We see no compelling reason to enter into a detailed analysis of the evidence in this bulky record, so ably and *74 exhaustively analyzed by the lengthy briefs furnished to us by opposing counsel. The trial court's findings of fact will not be disturbed by a reviewing court unless manifestly erroneous, Jones v. Jones, 232 La. 102, 93 So.2d 917, especially when based upon an evaluation of the credibility of opposing witnesses, Fouquier v. Fouquier, 231 La. 430, 91 So.2d 591.

Counsel for appellants most ably argues that it is a mathematical and physical impossibility for the accident to have occurred as the District Court found, accepting the Crowthers' testimony, if the Hebert station wagon (as testified by the occupants thereof) was able to draw to a stop 30-40 feet behind the Guidry-Crowther wreck. Accepting this premise, counsel is able to demonstrate that Hebert must have been a considerable distance behind Guidry at the time that Crowther went into his skid and, consequently, could not have drawn out into Crowther's lane just 150-200' distant from him.

The fallacy of this well reasoned argument is that the only testimony as to this safe stop was given by the occupants of the station wagon. And the District Court specifically found, based on what it found to be deliberate and apparently well-planned variations from original statements given by them to their own insurer,[2] that these three engineering employees were in concert deliberately trying to deceive the court by concocting a version of the accident which, mathematically, would exculpate Hebert, their driver. He found their testimony completely unworthy of belief. We, an appellant could unable to see and hear the witnesses as did the trier of fact, are unable to hold that this evaluation of credibility was manifestly wrong; and we ourselves note that, unlike those particular witnesses, Mr. and Mrs. Crowther consistently gave the same version of the accident—from the time the State police drove up a few minutes after the accident, with Mrs. Crowther mutilated and in agony, perhaps dying, Mrs. Guidry dead, and Mr. Guidry dying, right on up through the trial below.

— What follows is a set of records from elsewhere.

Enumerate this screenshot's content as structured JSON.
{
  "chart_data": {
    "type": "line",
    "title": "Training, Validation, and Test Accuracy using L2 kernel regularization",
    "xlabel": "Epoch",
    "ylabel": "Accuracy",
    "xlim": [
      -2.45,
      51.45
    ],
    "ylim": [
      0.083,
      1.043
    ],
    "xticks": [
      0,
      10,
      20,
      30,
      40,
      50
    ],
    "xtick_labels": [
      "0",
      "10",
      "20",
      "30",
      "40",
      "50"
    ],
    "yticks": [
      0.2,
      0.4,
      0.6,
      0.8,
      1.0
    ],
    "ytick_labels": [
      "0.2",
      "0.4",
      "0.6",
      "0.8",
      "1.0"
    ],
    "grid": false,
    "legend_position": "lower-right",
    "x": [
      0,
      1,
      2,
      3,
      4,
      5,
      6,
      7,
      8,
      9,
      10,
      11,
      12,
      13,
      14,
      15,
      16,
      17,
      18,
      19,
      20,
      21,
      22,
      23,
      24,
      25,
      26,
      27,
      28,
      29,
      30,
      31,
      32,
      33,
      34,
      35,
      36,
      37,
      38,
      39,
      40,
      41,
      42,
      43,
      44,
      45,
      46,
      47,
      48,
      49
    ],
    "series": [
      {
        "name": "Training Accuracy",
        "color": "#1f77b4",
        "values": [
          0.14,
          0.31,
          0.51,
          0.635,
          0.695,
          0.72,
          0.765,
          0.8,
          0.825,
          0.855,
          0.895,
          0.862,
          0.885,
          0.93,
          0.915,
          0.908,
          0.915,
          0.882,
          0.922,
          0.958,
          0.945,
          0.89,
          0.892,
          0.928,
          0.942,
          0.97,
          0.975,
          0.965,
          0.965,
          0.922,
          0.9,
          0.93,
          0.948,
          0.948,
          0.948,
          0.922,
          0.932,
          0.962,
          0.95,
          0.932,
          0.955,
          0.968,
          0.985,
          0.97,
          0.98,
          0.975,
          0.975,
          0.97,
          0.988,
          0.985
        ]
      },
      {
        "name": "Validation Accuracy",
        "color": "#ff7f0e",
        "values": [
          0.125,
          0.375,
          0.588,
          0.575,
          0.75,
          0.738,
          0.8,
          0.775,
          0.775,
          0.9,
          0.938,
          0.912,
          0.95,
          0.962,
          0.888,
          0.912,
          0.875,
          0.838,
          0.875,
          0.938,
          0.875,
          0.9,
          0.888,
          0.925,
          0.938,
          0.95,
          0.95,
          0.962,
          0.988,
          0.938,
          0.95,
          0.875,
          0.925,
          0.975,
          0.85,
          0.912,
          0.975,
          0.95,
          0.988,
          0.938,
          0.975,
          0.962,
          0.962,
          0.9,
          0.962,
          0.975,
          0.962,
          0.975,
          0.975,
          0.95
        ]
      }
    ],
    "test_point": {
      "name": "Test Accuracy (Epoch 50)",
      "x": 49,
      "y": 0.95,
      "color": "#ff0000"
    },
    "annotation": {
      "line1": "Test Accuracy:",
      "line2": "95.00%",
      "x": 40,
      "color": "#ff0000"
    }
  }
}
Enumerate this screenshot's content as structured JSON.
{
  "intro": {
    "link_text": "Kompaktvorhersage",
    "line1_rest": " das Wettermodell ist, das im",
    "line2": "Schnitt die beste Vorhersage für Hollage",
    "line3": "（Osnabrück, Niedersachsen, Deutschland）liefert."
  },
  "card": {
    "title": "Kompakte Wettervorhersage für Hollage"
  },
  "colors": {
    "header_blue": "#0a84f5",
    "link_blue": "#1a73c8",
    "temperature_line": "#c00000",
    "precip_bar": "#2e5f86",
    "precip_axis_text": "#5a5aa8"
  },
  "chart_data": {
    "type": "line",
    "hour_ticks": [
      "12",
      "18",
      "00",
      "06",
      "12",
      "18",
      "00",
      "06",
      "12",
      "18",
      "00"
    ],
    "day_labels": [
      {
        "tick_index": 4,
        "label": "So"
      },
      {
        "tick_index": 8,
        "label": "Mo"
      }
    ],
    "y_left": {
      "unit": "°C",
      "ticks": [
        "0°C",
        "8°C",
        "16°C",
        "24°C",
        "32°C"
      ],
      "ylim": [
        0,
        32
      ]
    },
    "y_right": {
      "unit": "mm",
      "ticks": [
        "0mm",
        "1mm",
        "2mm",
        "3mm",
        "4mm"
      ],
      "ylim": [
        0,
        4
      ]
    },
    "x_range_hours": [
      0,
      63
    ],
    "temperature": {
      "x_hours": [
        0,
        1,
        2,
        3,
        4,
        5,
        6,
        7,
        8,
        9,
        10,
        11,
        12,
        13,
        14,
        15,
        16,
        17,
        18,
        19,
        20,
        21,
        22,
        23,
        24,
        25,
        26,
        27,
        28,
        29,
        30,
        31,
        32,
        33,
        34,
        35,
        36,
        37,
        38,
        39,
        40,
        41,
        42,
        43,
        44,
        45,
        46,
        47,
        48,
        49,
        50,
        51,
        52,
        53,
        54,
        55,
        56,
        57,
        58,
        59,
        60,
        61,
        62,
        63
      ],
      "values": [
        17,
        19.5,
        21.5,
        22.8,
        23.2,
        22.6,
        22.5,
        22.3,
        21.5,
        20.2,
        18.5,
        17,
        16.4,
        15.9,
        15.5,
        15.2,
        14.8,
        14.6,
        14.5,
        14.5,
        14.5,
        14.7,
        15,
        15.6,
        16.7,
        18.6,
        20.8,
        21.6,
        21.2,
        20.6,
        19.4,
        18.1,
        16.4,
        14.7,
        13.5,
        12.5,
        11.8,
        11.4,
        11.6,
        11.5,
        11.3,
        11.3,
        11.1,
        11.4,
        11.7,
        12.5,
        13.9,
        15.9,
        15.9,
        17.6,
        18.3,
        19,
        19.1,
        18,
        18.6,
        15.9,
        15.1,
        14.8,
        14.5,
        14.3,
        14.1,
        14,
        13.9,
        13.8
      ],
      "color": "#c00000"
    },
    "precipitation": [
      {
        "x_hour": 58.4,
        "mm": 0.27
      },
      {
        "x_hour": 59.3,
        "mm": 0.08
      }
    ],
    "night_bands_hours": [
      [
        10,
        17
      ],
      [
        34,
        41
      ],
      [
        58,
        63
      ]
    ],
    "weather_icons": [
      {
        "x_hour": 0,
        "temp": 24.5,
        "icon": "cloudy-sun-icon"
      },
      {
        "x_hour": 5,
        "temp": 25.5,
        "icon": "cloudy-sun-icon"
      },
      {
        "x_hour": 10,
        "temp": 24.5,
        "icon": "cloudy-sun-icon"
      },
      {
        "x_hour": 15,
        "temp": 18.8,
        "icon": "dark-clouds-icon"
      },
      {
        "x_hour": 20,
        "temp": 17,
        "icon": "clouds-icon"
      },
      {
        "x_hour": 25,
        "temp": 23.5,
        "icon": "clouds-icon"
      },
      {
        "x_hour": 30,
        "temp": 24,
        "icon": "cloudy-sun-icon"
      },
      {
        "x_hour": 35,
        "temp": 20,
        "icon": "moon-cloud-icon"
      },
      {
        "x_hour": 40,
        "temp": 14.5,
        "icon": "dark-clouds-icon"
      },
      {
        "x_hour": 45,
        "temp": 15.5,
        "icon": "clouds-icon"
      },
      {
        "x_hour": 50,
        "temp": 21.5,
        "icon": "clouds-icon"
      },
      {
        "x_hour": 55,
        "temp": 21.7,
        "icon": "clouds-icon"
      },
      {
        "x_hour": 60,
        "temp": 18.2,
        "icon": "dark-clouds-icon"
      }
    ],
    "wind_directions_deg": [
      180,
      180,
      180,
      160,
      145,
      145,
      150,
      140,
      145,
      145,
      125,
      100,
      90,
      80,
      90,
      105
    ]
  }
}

We do not find too impressive efforts made by appellants to discredit Crowther's testimony because he initially reported to the police right at the time of the accident *75 that it was a yellow Plymouth automobile which drew alongside the Guidry car (whereas in truth the Hebert vehicle was a green Plymouth station wagon), precipitating the accident. All parties agree that the only overtaking vehicle involved was the Hebert vehicle, and the precision of observation expected as to such relatively minor incidentals in the few split-seconds preceding a horrible tragedy seems to be unrealistic.

Corroborative of the testimony of the Crowthers that a vehicle drew out into their lane, immediately in their path, almost alongside the Guidry car, is the death bed declaration of Mr. Guidry, lying in the hospital, to a kinswoman, "If it wouldn't have been for that station wagon and those three boys, it never would have happened." (Tr-81.) No objection was made at the time this evidence was introduced.